On March 4, 2022, scientists projected a possible rocket crash on the moon.
So, what happened, exactly? Everything you need to know is right here.
On March 4, 2022, what happened to the moon?
At 7:25 a.m. ET on March 4, 2022, a rocket portion impacted the moon, confirming forecasts.
The “rogue rocket” is alleged to have created a plume of dust that lasted “for hours” after the accident was not visible to humans.
After crashing onto the moon’s far side, orbiters were unable to watch the rocket come down.
The rocket “smashed into the moon’s far side in a 350-mile-wide Hertzsprung crater,” according to National Geographic.
The rocket, according to astronomers, would generate a 65-foot-wide crater, but the area of impact would be invisible to Earth’s observatories.

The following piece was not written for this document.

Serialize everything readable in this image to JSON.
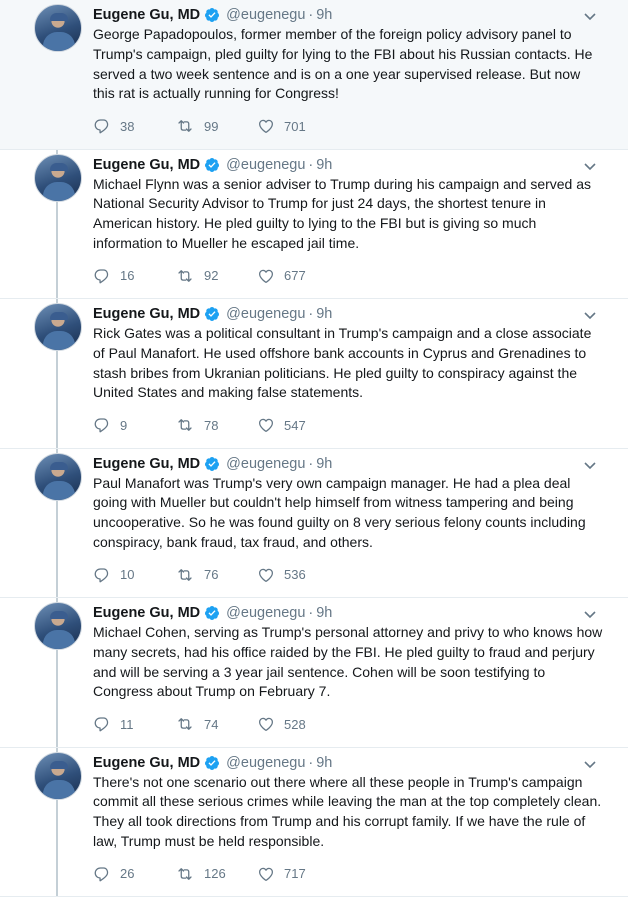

“NASA’s Lunar Reconnaissance Orbiter will use its cameras to try to locate the impact site and analyze any potential changes to the lunar environment as a result of this object’s impact,” a Nasa spokeswoman said.
The search for the impact crater will be difficult and time-consuming, perhaps weeks or months.”
The rocket, which was reportedly moving at 5,800 miles per hour, was entirely destroyed.
It’s the first known case of an unintended collision with human-made debris.
Previously, space agencies have smashed spacecraft into the moon to destroy them.
Where did the rocket come from?
The origin of the debris has remained a mystery.
Before it was discredited, it was thought to be a part of Elon Musk’s SpaceX adventure.
Since then, it’s been speculated that the rocket may have been part of China’s Chang’e 5-T1 mission, which launched in late 2014.
“Back in 2015, I (mis)identified this object as 2015-007B, the second stage of the DSCOVR mission,” astronomer Bill Gray wrote in February 2022, after first noticing the junk was on a collision course with the moon.
We now have strong proof that it is indeed 2014-065B, the Chang’e 5-T1 lunar mission’s rocket.“
“According to China’s monitoring, the top stage of the Chang’e-5 mission rocket has fallen through the Earth’s atmosphere in a safe manner and burned up completely,” Wang Wenbin, a spokesperson for China’s Ministry of Foreign Affairs, stated.
The Chinese rocket body, on the other hand, “never de-orbited,” according to the US Space Command.
“We cannot confirm the country of origin of the rocket body that may collide with the moon,” they stated.